The Linus view of GNOME 3.2

Christopher A. Williams chriswfedora at cawllc.com
Sat Dec 3 02:21:39 UTC 2011


On Sat, 2011-12-03 at 02:50 +0100, Reindl Harald wrote:

> 
> > "Three years ago over 95 percent of the devices connected to the
> > Internet were personal computers. Three years from now that number will
> > probably be less than 20 percent. More than 80 percent of the devices
> > connected to the Internet will not be Windows-based personal computers."
> 
> this is nonsense
> 
> the percent does not matter since nearly everybody has a smartphone
> which is permanently online, but this does not mean that all these
> people are only using a smartphone or tab which will not happen
> 
> not now, not in 3 years and not in 10 years
> 
> theer are enough people working with their computers and not only
> webbrowsing and write some mails!

To the contrary, if you know the full context of Paul Maritz's quote
here, he actually makes complete sense.

I have heard him speak about this in-person and his overall points are
very convincing and well-grounded in facts. The *majority* of Internet
connected devices will definitely be in the smartphone and tablet
category in the next 3 years.
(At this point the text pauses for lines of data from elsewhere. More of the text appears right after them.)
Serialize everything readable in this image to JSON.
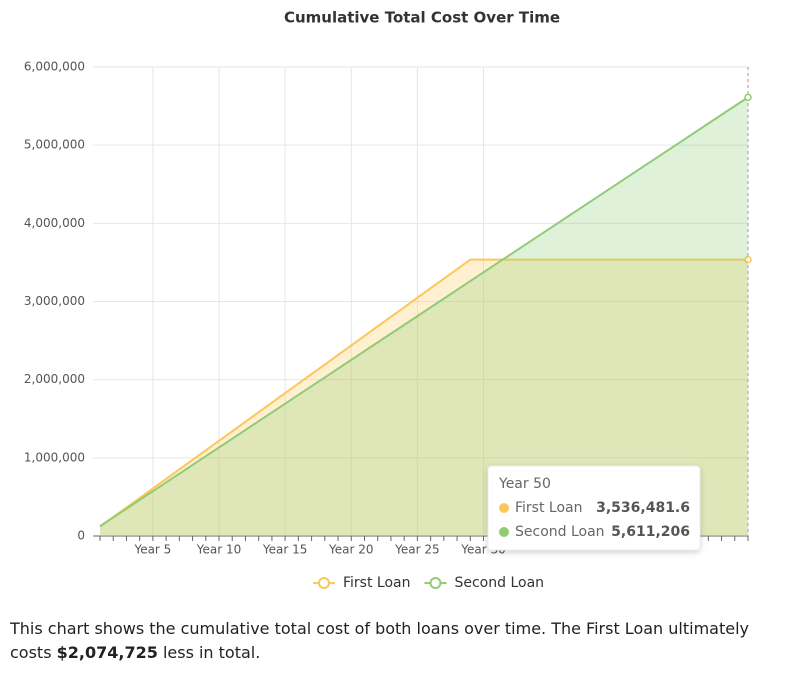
{
  "chart_data": {
    "type": "area-line",
    "title": "Cumulative Total Cost Over Time",
    "categories": [
      null,
      null,
      null,
      null,
      "Year 5",
      null,
      null,
      null,
      null,
      "Year 10",
      null,
      null,
      null,
      null,
      "Year 15",
      null,
      null,
      null,
      null,
      "Year 20",
      null,
      null,
      null,
      null,
      "Year 25",
      null,
      null,
      null,
      null,
      "Year 30",
      null,
      null,
      null,
      null,
      null,
      null,
      null,
      null,
      null,
      null,
      null,
      null,
      null,
      null,
      null,
      null,
      null,
      null,
      null,
      null
    ],
    "series": [
      {
        "name": "First Loan",
        "color": "#fac858",
        "values": [
          120000,
          242000,
          364000,
          486000,
          608000,
          730000,
          852000,
          974000,
          1096000,
          1218000,
          1340000,
          1462000,
          1584000,
          1706000,
          1828000,
          1950000,
          2072000,
          2194000,
          2316000,
          2438000,
          2560000,
          2682000,
          2804000,
          2926000,
          3048000,
          3170000,
          3292000,
          3414000,
          3536481.6,
          3536481.6,
          3536481.6,
          3536481.6,
          3536481.6,
          3536481.6,
          3536481.6,
          3536481.6,
          3536481.6,
          3536481.6,
          3536481.6,
          3536481.6,
          3536481.6,
          3536481.6,
          3536481.6,
          3536481.6,
          3536481.6,
          3536481.6,
          3536481.6,
          3536481.6,
          3536481.6,
          3536481.6
        ]
      },
      {
        "name": "Second Loan",
        "color": "#91cc75",
        "values": [
          125000,
          237000,
          349000,
          461000,
          573000,
          685000,
          797000,
          909000,
          1021000,
          1133000,
          1245000,
          1357000,
          1469000,
          1581000,
          1693000,
          1805000,
          1917000,
          2029000,
          2141000,
          2253000,
          2365000,
          2477000,
          2589000,
          2701000,
          2813000,
          2925000,
          3037000,
          3149000,
          3261000,
          3373000,
          3485000,
          3597000,
          3709000,
          3821000,
          3933000,
          4045000,
          4157000,
          4269000,
          4381000,
          4493000,
          4605000,
          4717000,
          4829000,
          4941000,
          5053000,
          5165000,
          5277000,
          5389000,
          5501000,
          5611206
        ]
      }
    ],
    "ylim": [
      0,
      6000000
    ],
    "yticks": [
      0,
      {
        "value": 1000000,
        "label": "1,000,000"
      },
      {
        "value": 2000000,
        "label": "2,000,000"
      },
      {
        "value": 3000000,
        "label": "3,000,000"
      },
      {
        "value": 4000000,
        "label": "4,000,000"
      },
      {
        "value": 5000000,
        "label": "5,000,000"
      },
      {
        "value": 6000000,
        "label": "6,000,000"
      }
    ],
    "grid": true,
    "legend": "bottom",
    "tooltip": {
      "title": "Year 50",
      "rows": [
        {
          "name": "First Loan",
          "value": "3,536,481.6"
        },
        {
          "name": "Second Loan",
          "value": "5,611,206"
        }
      ]
    }
  },
  "caption": {
    "before": "This chart shows the cumulative total cost of both loans over time. The First Loan ultimately costs",
    "amount": "$2,074,725",
    "after": "less in total."
  }
}
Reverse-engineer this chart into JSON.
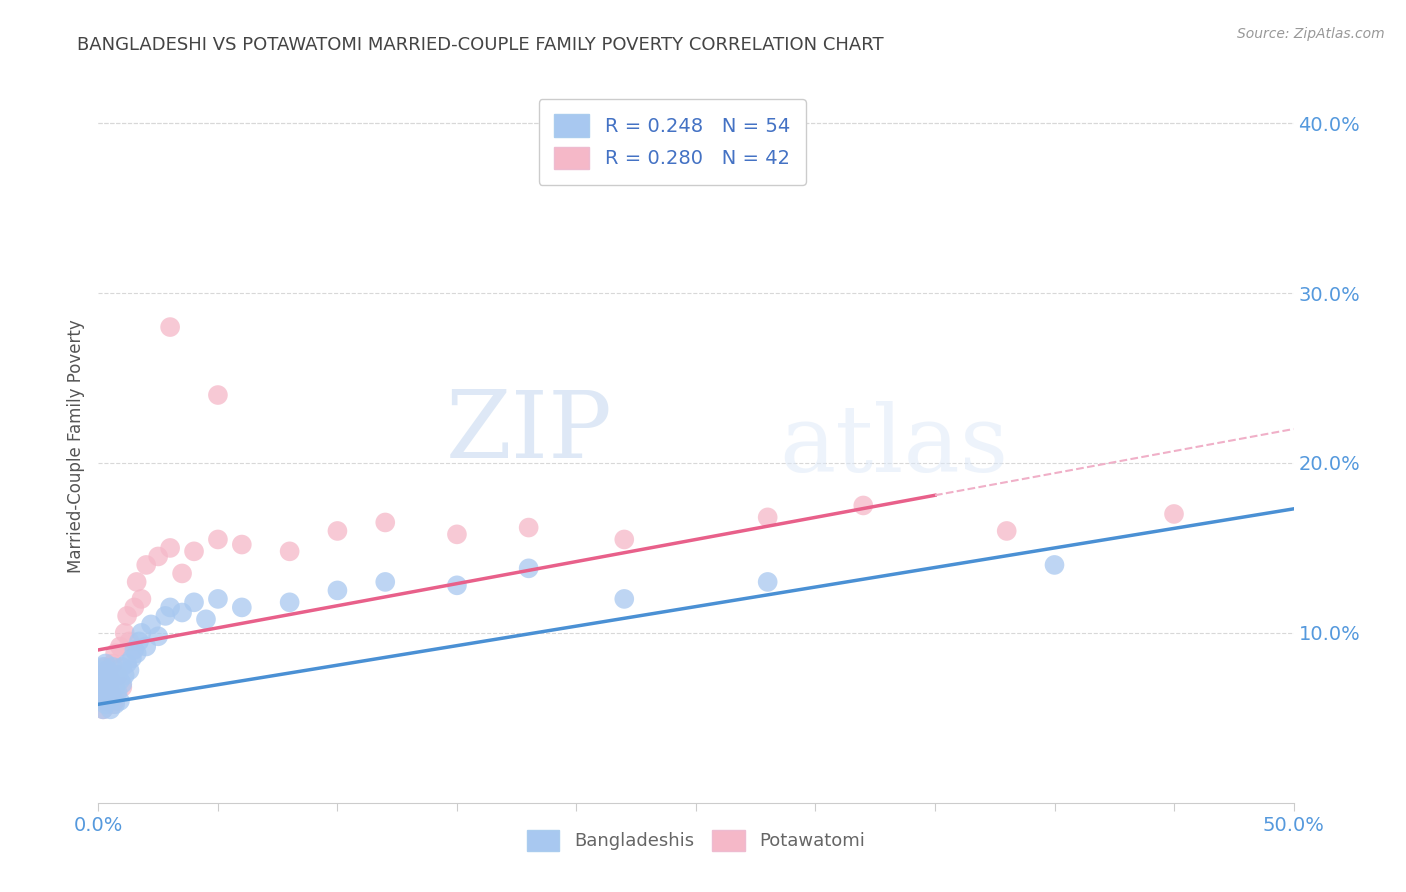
{
  "title": "BANGLADESHI VS POTAWATOMI MARRIED-COUPLE FAMILY POVERTY CORRELATION CHART",
  "source": "Source: ZipAtlas.com",
  "ylabel": "Married-Couple Family Poverty",
  "xlim": [
    0.0,
    0.5
  ],
  "ylim": [
    0.0,
    0.42
  ],
  "xticks": [
    0.0,
    0.05,
    0.1,
    0.15,
    0.2,
    0.25,
    0.3,
    0.35,
    0.4,
    0.45,
    0.5
  ],
  "yticks_right": [
    0.1,
    0.2,
    0.3,
    0.4
  ],
  "legend_blue_label": "R = 0.248   N = 54",
  "legend_pink_label": "R = 0.280   N = 42",
  "blue_color": "#a8c8f0",
  "pink_color": "#f5b8c8",
  "blue_line_color": "#4a90d4",
  "pink_line_color": "#e8608a",
  "dashed_line_color": "#f0b0c8",
  "watermark_color": "#dce8f8",
  "watermark_text": "ZIPatlas",
  "blue_intercept": 0.058,
  "blue_slope": 0.23,
  "pink_intercept": 0.09,
  "pink_slope": 0.26,
  "bangladeshi_x": [
    0.001,
    0.001,
    0.001,
    0.002,
    0.002,
    0.002,
    0.002,
    0.003,
    0.003,
    0.003,
    0.003,
    0.004,
    0.004,
    0.004,
    0.005,
    0.005,
    0.005,
    0.006,
    0.006,
    0.006,
    0.007,
    0.007,
    0.008,
    0.008,
    0.009,
    0.009,
    0.01,
    0.01,
    0.011,
    0.012,
    0.013,
    0.014,
    0.015,
    0.016,
    0.017,
    0.018,
    0.02,
    0.022,
    0.025,
    0.028,
    0.03,
    0.035,
    0.04,
    0.045,
    0.05,
    0.06,
    0.08,
    0.1,
    0.12,
    0.15,
    0.18,
    0.22,
    0.28,
    0.4
  ],
  "bangladeshi_y": [
    0.062,
    0.07,
    0.078,
    0.055,
    0.068,
    0.075,
    0.08,
    0.058,
    0.065,
    0.072,
    0.082,
    0.06,
    0.07,
    0.078,
    0.055,
    0.065,
    0.075,
    0.062,
    0.07,
    0.08,
    0.058,
    0.068,
    0.075,
    0.065,
    0.06,
    0.072,
    0.08,
    0.07,
    0.075,
    0.082,
    0.078,
    0.085,
    0.09,
    0.088,
    0.095,
    0.1,
    0.092,
    0.105,
    0.098,
    0.11,
    0.115,
    0.112,
    0.118,
    0.108,
    0.12,
    0.115,
    0.118,
    0.125,
    0.13,
    0.128,
    0.138,
    0.12,
    0.13,
    0.14
  ],
  "potawatomi_x": [
    0.001,
    0.001,
    0.002,
    0.002,
    0.003,
    0.003,
    0.004,
    0.004,
    0.005,
    0.005,
    0.006,
    0.006,
    0.007,
    0.007,
    0.008,
    0.009,
    0.01,
    0.011,
    0.012,
    0.013,
    0.015,
    0.016,
    0.018,
    0.02,
    0.025,
    0.03,
    0.035,
    0.04,
    0.05,
    0.06,
    0.08,
    0.1,
    0.12,
    0.15,
    0.18,
    0.22,
    0.28,
    0.32,
    0.38,
    0.45,
    0.03,
    0.05
  ],
  "potawatomi_y": [
    0.062,
    0.068,
    0.055,
    0.075,
    0.06,
    0.08,
    0.07,
    0.078,
    0.065,
    0.072,
    0.058,
    0.082,
    0.06,
    0.088,
    0.075,
    0.092,
    0.068,
    0.1,
    0.11,
    0.095,
    0.115,
    0.13,
    0.12,
    0.14,
    0.145,
    0.15,
    0.135,
    0.148,
    0.155,
    0.152,
    0.148,
    0.16,
    0.165,
    0.158,
    0.162,
    0.155,
    0.168,
    0.175,
    0.16,
    0.17,
    0.28,
    0.24
  ],
  "background_color": "#ffffff",
  "grid_color": "#d8d8d8",
  "title_color": "#444444",
  "axis_label_color": "#555555",
  "tick_label_color": "#5599dd"
}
That does not mean they will be the *only*
devices. Paul also clearly believes that, as a result of this change,
Windows as an operating system will continue to lose relevance in the
coming years. That's saying a lot considering he is the person who is
largely responsible for engineering the dominance of Windows 95 (whether
you'd call how he did it cheating or not).
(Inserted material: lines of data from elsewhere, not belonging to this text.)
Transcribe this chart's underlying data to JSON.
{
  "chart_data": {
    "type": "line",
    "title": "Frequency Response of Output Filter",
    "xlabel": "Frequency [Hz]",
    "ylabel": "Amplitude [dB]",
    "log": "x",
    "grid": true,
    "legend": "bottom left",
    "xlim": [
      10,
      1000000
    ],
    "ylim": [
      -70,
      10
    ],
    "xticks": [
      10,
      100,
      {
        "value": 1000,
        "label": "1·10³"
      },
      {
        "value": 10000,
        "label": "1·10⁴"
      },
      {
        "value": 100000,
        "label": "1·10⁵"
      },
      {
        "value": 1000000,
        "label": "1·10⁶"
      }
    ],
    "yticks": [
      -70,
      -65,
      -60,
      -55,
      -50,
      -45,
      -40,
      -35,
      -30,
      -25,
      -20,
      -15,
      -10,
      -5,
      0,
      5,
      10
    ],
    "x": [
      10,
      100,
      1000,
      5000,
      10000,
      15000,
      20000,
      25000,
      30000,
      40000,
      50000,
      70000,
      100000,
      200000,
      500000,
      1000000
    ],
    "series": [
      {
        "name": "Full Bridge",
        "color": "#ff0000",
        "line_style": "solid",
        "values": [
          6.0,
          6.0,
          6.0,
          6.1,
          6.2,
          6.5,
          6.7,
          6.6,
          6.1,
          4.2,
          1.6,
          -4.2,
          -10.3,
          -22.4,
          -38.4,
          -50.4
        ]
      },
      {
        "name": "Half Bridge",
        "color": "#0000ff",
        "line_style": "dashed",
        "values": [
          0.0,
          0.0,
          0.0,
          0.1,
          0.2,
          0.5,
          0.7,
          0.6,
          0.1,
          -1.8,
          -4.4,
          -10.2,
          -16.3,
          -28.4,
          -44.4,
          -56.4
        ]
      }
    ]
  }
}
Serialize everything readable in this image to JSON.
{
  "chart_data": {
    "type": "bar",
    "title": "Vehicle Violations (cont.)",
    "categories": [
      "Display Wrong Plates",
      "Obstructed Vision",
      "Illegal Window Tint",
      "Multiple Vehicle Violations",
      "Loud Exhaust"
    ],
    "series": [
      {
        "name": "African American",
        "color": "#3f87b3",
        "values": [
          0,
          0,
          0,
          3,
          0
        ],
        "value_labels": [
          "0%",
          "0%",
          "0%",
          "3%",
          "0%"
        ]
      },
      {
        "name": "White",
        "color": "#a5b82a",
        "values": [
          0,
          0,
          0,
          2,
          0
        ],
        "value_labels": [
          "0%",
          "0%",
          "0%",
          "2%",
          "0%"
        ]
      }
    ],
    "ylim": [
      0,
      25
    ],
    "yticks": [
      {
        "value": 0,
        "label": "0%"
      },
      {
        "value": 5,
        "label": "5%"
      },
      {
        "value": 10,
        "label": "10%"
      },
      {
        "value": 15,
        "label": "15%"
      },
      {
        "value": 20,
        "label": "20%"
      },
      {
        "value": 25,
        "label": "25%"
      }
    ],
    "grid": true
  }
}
He also believes operating systems like Linux will continue to gain in
acceptance and popularity over this time frame, but that this will still
mainly be from non-PC devices. He often refers to this as the coming
Post-PC era.

I believe he is largely correct.

The fact of the matter is we are already seeing this happen. Smartphones
are starting to displace even desktop computers in low income families
because they are cheaper (as in $200 range), constantly connected, and
do actually handle most of the basic tasks (e-mail, basic Web, etc.)
that were once solely the domain of PCs. Tablets are quickly displacing
laptops in the business world. The main barrier is that they are more
difficult to use for producing information than PCs at the moment. They
are equally as good for those who are primarily consumers of
information. Once tablet manufacturers actually decide to deal with
issues around printing and getting more effective input methods in
place, tablet acceptance will likely take off like a shot.

PCs will likely never go away, but to say that they will not be greatly
impacted by the coming age of new devices is to stick your head in the
sand and pretend that the change isn't coming. And Linux does very well
in this coming wave...

Chris

-- 

==========================================
"The best way to sound like you know what you're talking about
is to know what you're talking about."